McLane — I love Christmas and there is no better way to get into the spirit of the holiday than singing great holiday music. So much love and care goes into planning this show. Many of the songs bring back childhood memories. Christmas caroling and singing in the church choir were a big part of my childhood. The heart of the show really focuses on the true meaning of Christmas.
Leseney — We start writing the show in June, so Christmas is in my life most of the year. But nothing beats the thrill of seeing and hearing the sacred section in the finished product. It's also gratifying when one of my potential groaners gets a laugh!
Foust — I am lucky because I get to experience Christmas year-round because of this show. Immediately following the show, and sometimes during, we start planning what we might like to see the next year. I have been working on the design of the new scenery for most of the past year.
Clark — Whenever I get my music in November, just listening to all of the varied music used in the show puts me in the mood and reminds me of all of the wonderful things about Christmas I love so much.
Hearne — The show puts me in the Christmas spirit by getting to sing Christmas music.
Lloyd — It helps me laugh and smile when I see my friends and family.
Levine — The joy that comes from having seen a beautiful and exciting show.
Cramer — I hope that audiences leave humming Christmas tunes, feeling entertained and uplifted. We have an extraordinary sacred section this year as well as a brand new USO section. The highlight of Act I will be the huge tap production number to “I Love a Piano” as well as our big kids feature.
McLane — There is such a variety of music this year. Old or young, there is something to which everyone can relate. I hope that our show opens all the little treasures of memories past and their hearts grow a little bit bigger by being a part of it.
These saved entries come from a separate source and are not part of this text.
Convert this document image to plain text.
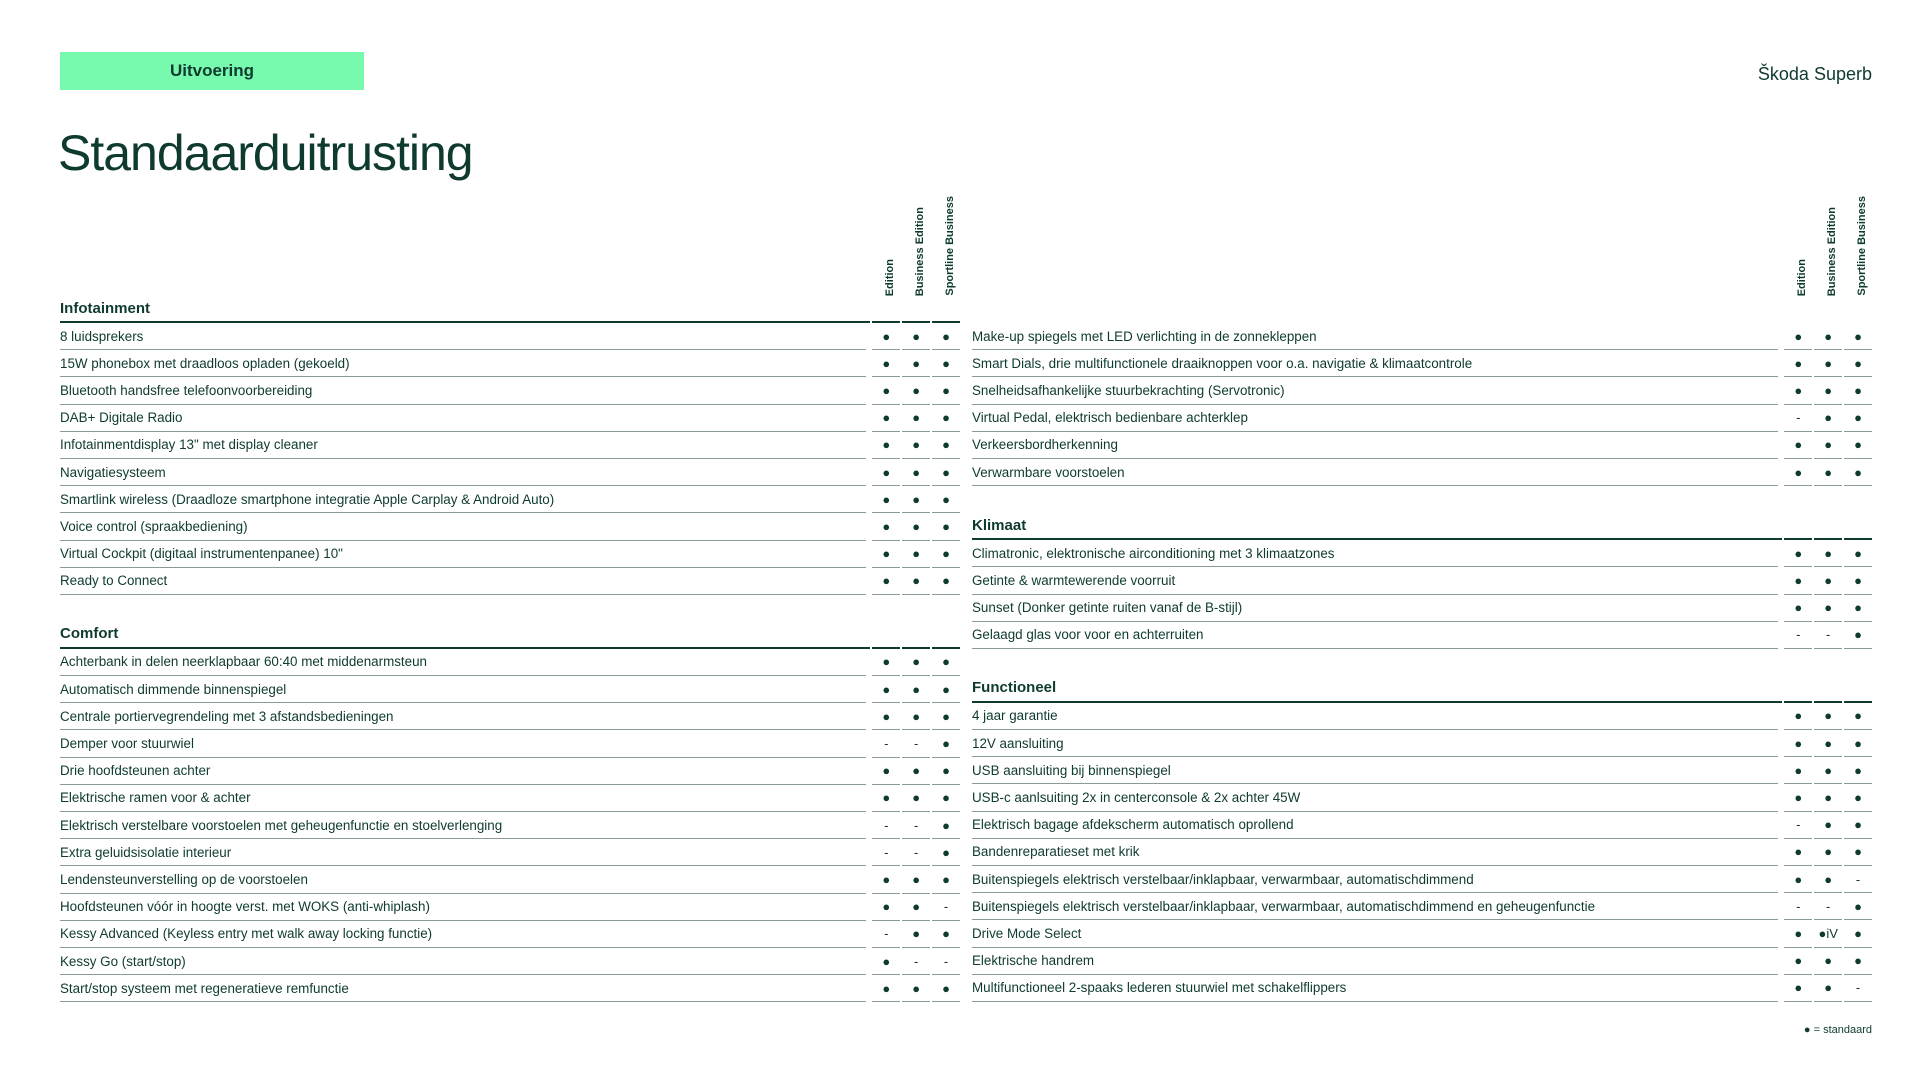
Uitvoering	Škoda Superb
Standaarduitrusting
Edition Business Edition Sportline Business
Infotainment
8 luidsprekers	●	●	●
15W phonebox met draadloos opladen (gekoeld)	●	●	●
Bluetooth handsfree telefoonvoorbereiding	●	●	●
DAB+ Digitale Radio	●	●	●
Infotainmentdisplay 13" met display cleaner	●	●	●
Navigatiesysteem	●	●	●
Smartlink wireless (Draadloze smartphone integratie Apple Carplay & Android Auto)	●	●	●
Voice control (spraakbediening)	●	●	●
Virtual Cockpit (digitaal instrumentenpanee) 10"	●	●	●
Ready to Connect	●	●	●
Comfort
Achterbank in delen neerklapbaar 60:40 met middenarmsteun	●	●	●
Automatisch dimmende binnenspiegel	●	●	●
Centrale portiervegrendeling met 3 afstandsbedieningen	●	●	●
Demper voor stuurwiel	-	-	●
Drie hoofdsteunen achter	●	●	●
Elektrische ramen voor & achter	●	●	●
Elektrisch verstelbare voorstoelen met geheugenfunctie en stoelverlenging	-	-	●
Extra geluidsisolatie interieur	-	-	●
Lendensteunverstelling op de voorstoelen	●	●	●
Hoofdsteunen vóór in hoogte verst. met WOKS (anti-whiplash)	●	●	-
Kessy Advanced (Keyless entry met walk away locking functie)	-	●	●
Kessy Go (start/stop)	●	-	-
Start/stop systeem met regeneratieve remfunctie	●	●	●
Edition Business Edition Sportline Business
Make-up spiegels met LED verlichting in de zonnekleppen	●	●	●
Smart Dials, drie multifunctionele draaiknoppen voor o.a. navigatie & klimaatcontrole	●	●	●
Snelheidsafhankelijke stuurbekrachting (Servotronic)	●	●	●
Virtual Pedal, elektrisch bedienbare achterklep	-	●	●
Verkeersbordherkenning	●	●	●
Verwarmbare voorstoelen	●	●	●
Klimaat
Climatronic, elektronische airconditioning met 3 klimaatzones	●	●	●
Getinte & warmtewerende voorruit	●	●	●
Sunset (Donker getinte ruiten vanaf de B-stijl)	●	●	●
Gelaagd glas voor voor en achterruiten	-	-	●
Functioneel
4 jaar garantie	●	●	●
12V aansluiting	●	●	●
USB aansluiting bij binnenspiegel	●	●	●
USB-c aanlsuiting 2x in centerconsole & 2x achter 45W	●	●	●
Elektrisch bagage afdekscherm automatisch oprollend	-	●	●
Bandenreparatieset met krik	●	●	●
Buitenspiegels elektrisch verstelbaar/inklapbaar, verwarmbaar, automatischdimmend	●	●	-
Buitenspiegels elektrisch verstelbaar/inklapbaar, verwarmbaar, automatischdimmend en geheugenfunctie	-	-	●
Drive Mode Select	●	●iV	●
Elektrische handrem	●	●	●
Multifunctioneel 2-spaaks lederen stuurwiel met schakelflippers	●	●	-
● = standaard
Leseney — The second act this year opens with a mock '40s radio broadcast which contains a lovely message to the troops. I think the audience will find it tasteful and uplifting. There are also a couple of really incredible dance numbers that should really knock people out.
Foust — Joy.
Clark — I hope that the audience will take away the same excitement we have onstage at how great this time of the year truly is and how it feels just a little bit special from the rest of the year.
Hearne — I hope people leave remembering that Christmas isn't about the decorations, the presents or even the special time with family. It's about the birth of Jesus. All of the extra fun stuff is just to celebrate one baby born in a manger.
Lloyd — I want them to walk away with a happy heart saying they enjoyed it.
‘The Christmas Show'
When: 7:30 p.m. Thursday, 8 p.m. Friday, 2 and 8 p.m. Saturday.
Where: Civic Center Music Hall, 201 N Walker.